My answer is this: It’s great for almost any app. If I were to choose a framework for my next project right now, I’d pick Flutter. It still has its downsides, and it’s not as stable as other technologies that have been around longer. However, Flutter is great in terms of performance, the number of ready solutions, and its support, community, and documentation.
If I were to choose a framework for my next project right now, I’d pick Flutter
Flutter is still evolving, so I wouldn’t necessarily advise it for large digital products such as complex enterprise applications. For such big products, native technologies is always a better choice.
But if you need something as close to a native solution as possible and at the same time fast to build, use Flutter application development services. It will run on lots of platforms with minimal need for adjustments.
Companies’ experience with Flutter
There are already hundreds of apps developed with Flutter. Among them are:
- Google Ads (marketing)
- Xianyu (ecommerce)
- Reflectly (personal management)
- Watermaniac (healthcare and wellness)
- PostMuse (social media)
As you can see, these apps are from completely different domains and are of different sizes. Hundreds of businesses are already adopting Flutter for their main projects.
From my experience as a Mobindustry engineer, I can say that currently over half of our new clients are choosing Flutter app development as their go-to strategy because it’s more cost-effective and it’s becoming easier to find developers that know it. The flutter app development cost is lower than native development, and this is also a significant advantage of this technology.
If you have an in-house development team and you don’t plan to hire Flutter app developers, for example, your native developers won’t need much time to learn this new framework, though they’ll still need time to get experience in it. This means you don’t have to worry about finding Flutter mobile development specialists if you decide to scale your team.
Cross-platform development is booming thanks to hundreds of developers who are contributing to open-source technologies. Flutter framework is one of the fastest-growing of those technologies, and it’s backed by Google, which means great documentation and constant evolution.
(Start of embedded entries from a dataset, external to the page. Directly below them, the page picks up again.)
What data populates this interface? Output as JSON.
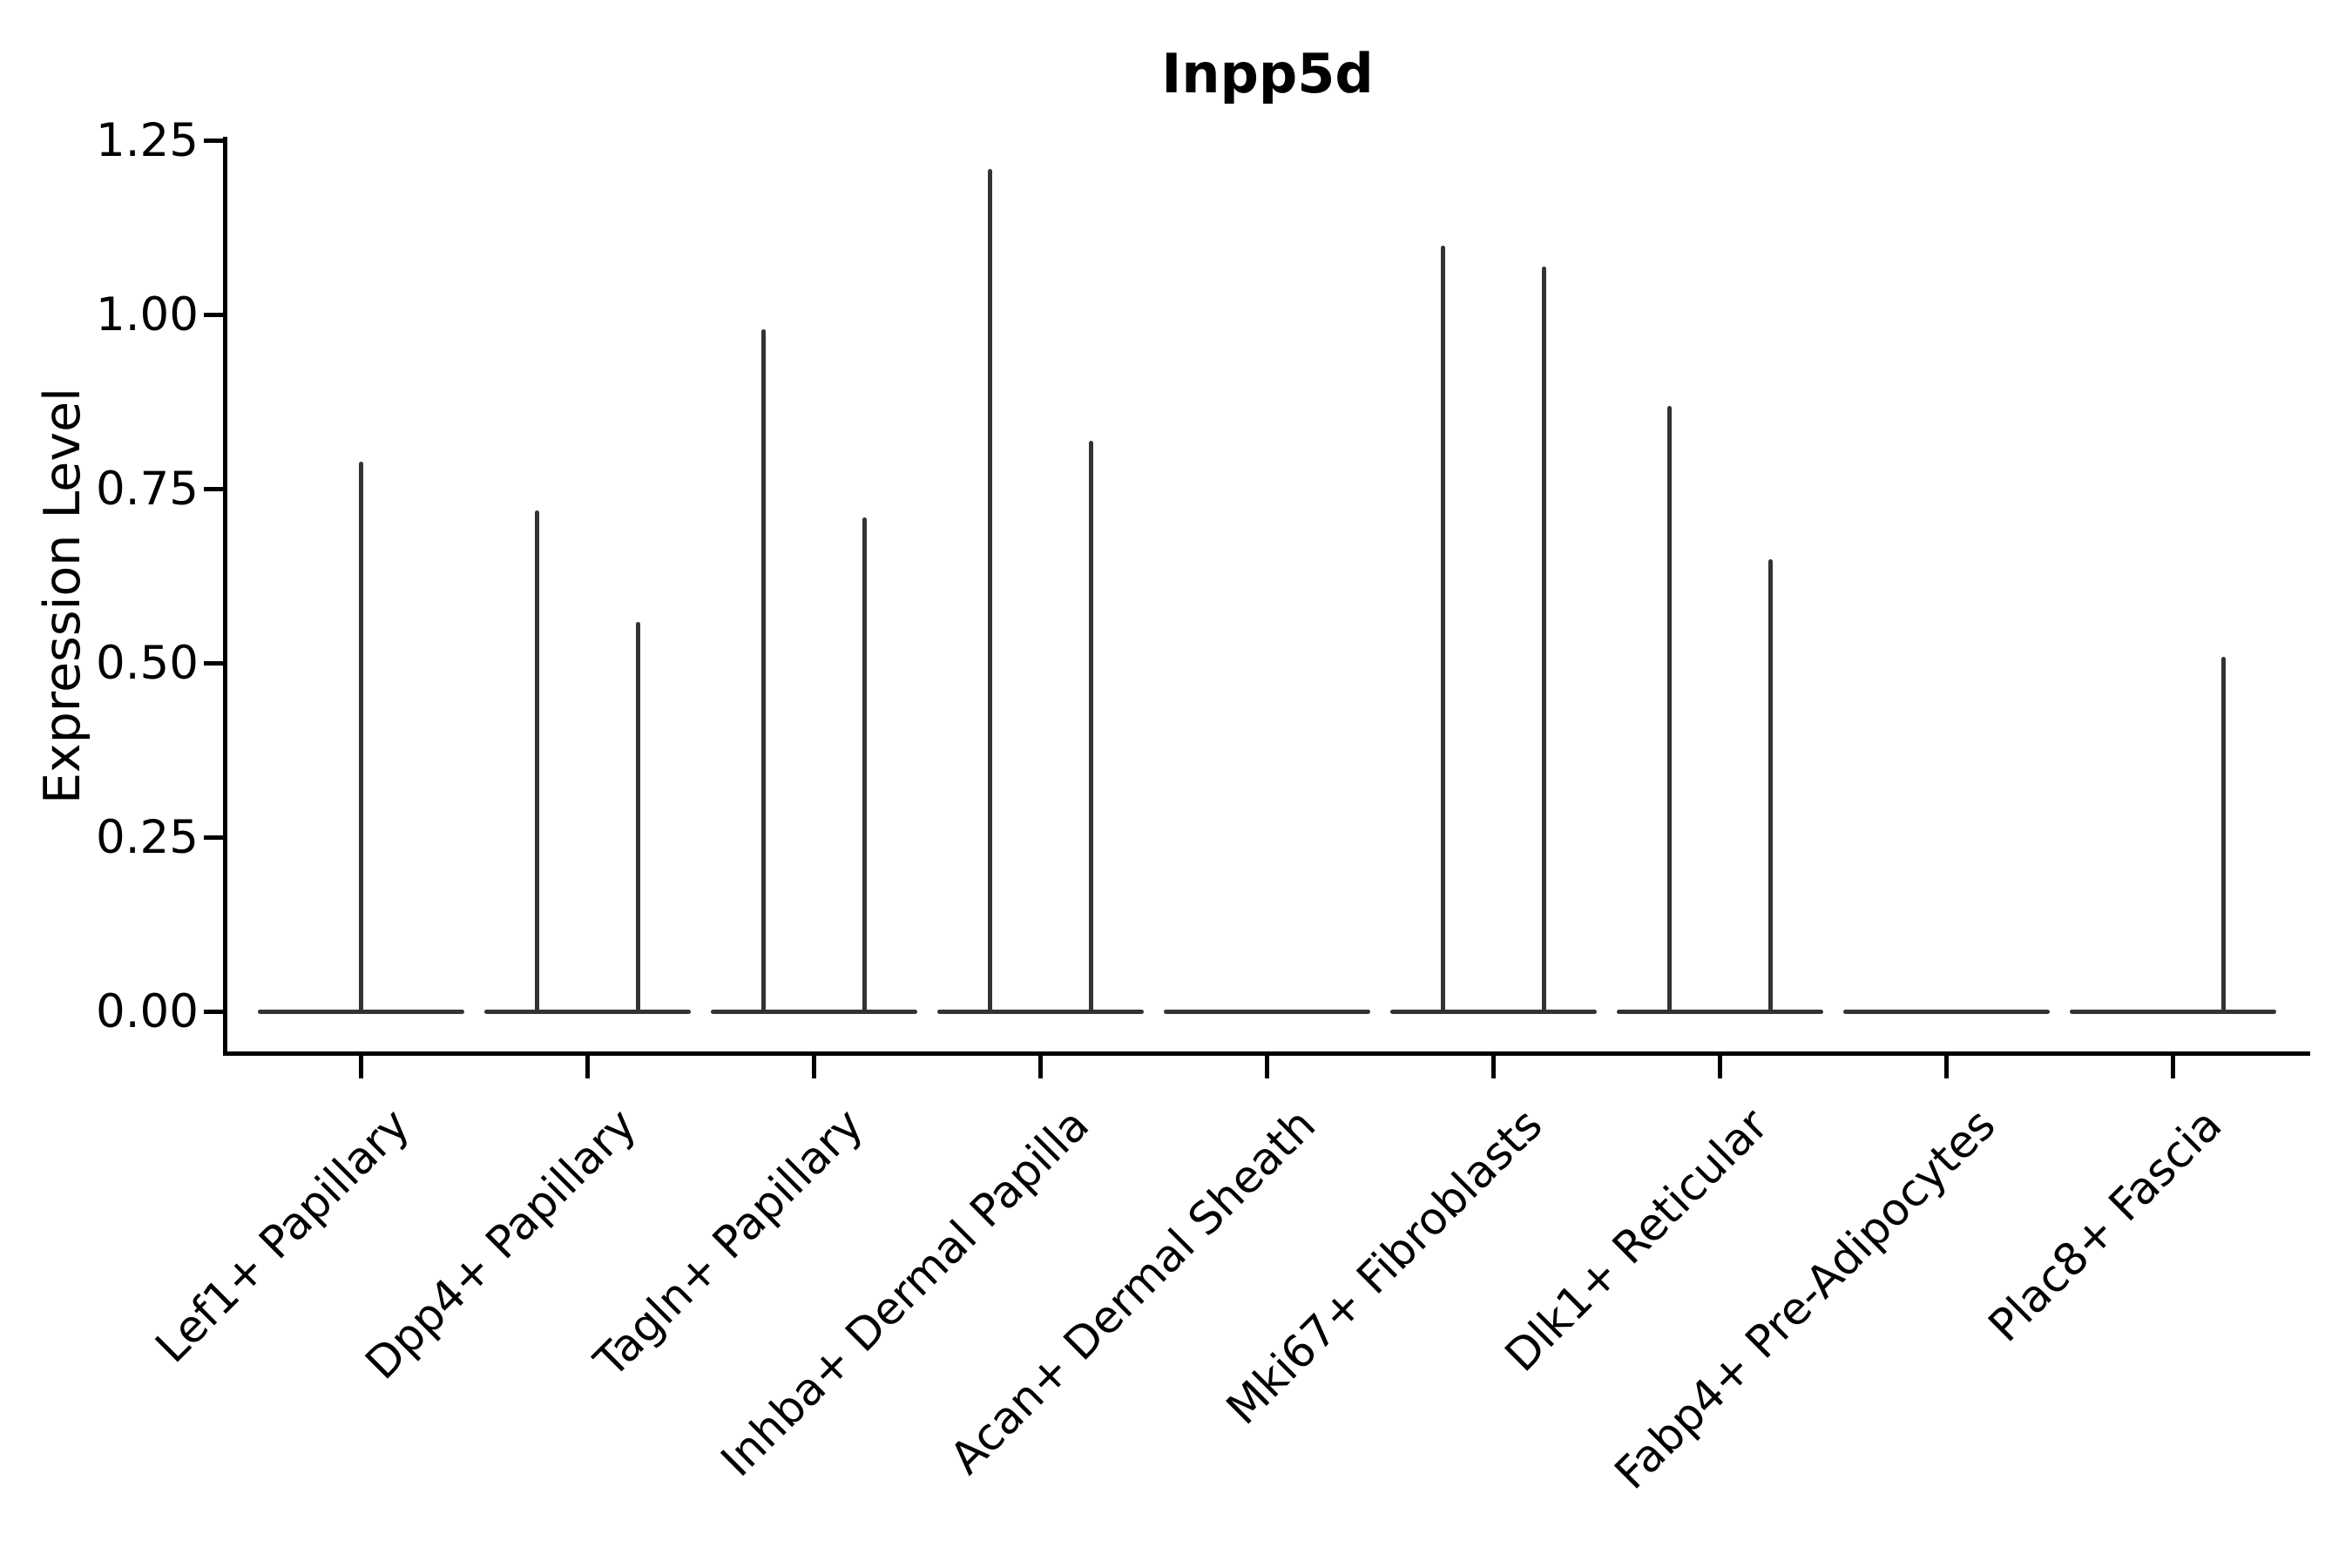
{
  "title": "Inpp5d",
  "y_axis": {
    "label": "Expression Level",
    "tick_labels": [
      "0.00",
      "0.25",
      "0.50",
      "0.75",
      "1.00",
      "1.25"
    ]
  },
  "colors": {
    "violin": "#333333",
    "axis": "#000000",
    "text": "#000000",
    "background": "#ffffff"
  },
  "chart_data": {
    "type": "violin",
    "title": "Inpp5d",
    "xlabel": "",
    "ylabel": "Expression Level",
    "ylim": [
      -0.07,
      1.26
    ],
    "yticks": [
      0.0,
      0.25,
      0.5,
      0.75,
      1.0,
      1.25
    ],
    "grid": false,
    "legend": "none",
    "categories": [
      "Lef1+ Papillary",
      "Dpp4+ Papillary",
      "Tagln+ Papillary",
      "Inhba+ Dermal Papilla",
      "Acan+ Dermal Sheath",
      "Mki67+ Fibroblasts",
      "Dlk1+ Reticular",
      "Fabp4+ Pre-Adipocytes",
      "Plac8+ Fascia"
    ],
    "violins": [
      {
        "category": "Lef1+ Papillary",
        "baseline_value": 0,
        "spikes": [
          {
            "side": "center",
            "max": 0.79
          }
        ]
      },
      {
        "category": "Dpp4+ Papillary",
        "baseline_value": 0,
        "spikes": [
          {
            "side": "left",
            "max": 0.72
          },
          {
            "side": "right",
            "max": 0.56
          }
        ]
      },
      {
        "category": "Tagln+ Papillary",
        "baseline_value": 0,
        "spikes": [
          {
            "side": "left",
            "max": 0.98
          },
          {
            "side": "right",
            "max": 0.71
          }
        ]
      },
      {
        "category": "Inhba+ Dermal Papilla",
        "baseline_value": 0,
        "spikes": [
          {
            "side": "left",
            "max": 1.21
          },
          {
            "side": "right",
            "max": 0.82
          }
        ]
      },
      {
        "category": "Acan+ Dermal Sheath",
        "baseline_value": 0,
        "spikes": []
      },
      {
        "category": "Mki67+ Fibroblasts",
        "baseline_value": 0,
        "spikes": [
          {
            "side": "left",
            "max": 1.1
          },
          {
            "side": "right",
            "max": 1.07
          }
        ]
      },
      {
        "category": "Dlk1+ Reticular",
        "baseline_value": 0,
        "spikes": [
          {
            "side": "left",
            "max": 0.87
          },
          {
            "side": "right",
            "max": 0.65
          }
        ]
      },
      {
        "category": "Fabp4+ Pre-Adipocytes",
        "baseline_value": 0,
        "spikes": []
      },
      {
        "category": "Plac8+ Fascia",
        "baseline_value": 0,
        "spikes": [
          {
            "side": "right",
            "max": 0.51
          }
        ]
      }
    ]
  }
}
As an Android developer with over six years of experience, I’ve found Flutter rather easy to learn and convenient to use. It currently has everything for a small to medium-sized product, and in the future I’m sure it will be suitable for large enterprise projects.
In this article, I told you about seven advantages of Flutter that make it a perfect framework for fast development. Flutter has great performance, a strong community, lots of out-of-the-box solutions, and a great code structure that makes it easy to maintain your project and make changes to it.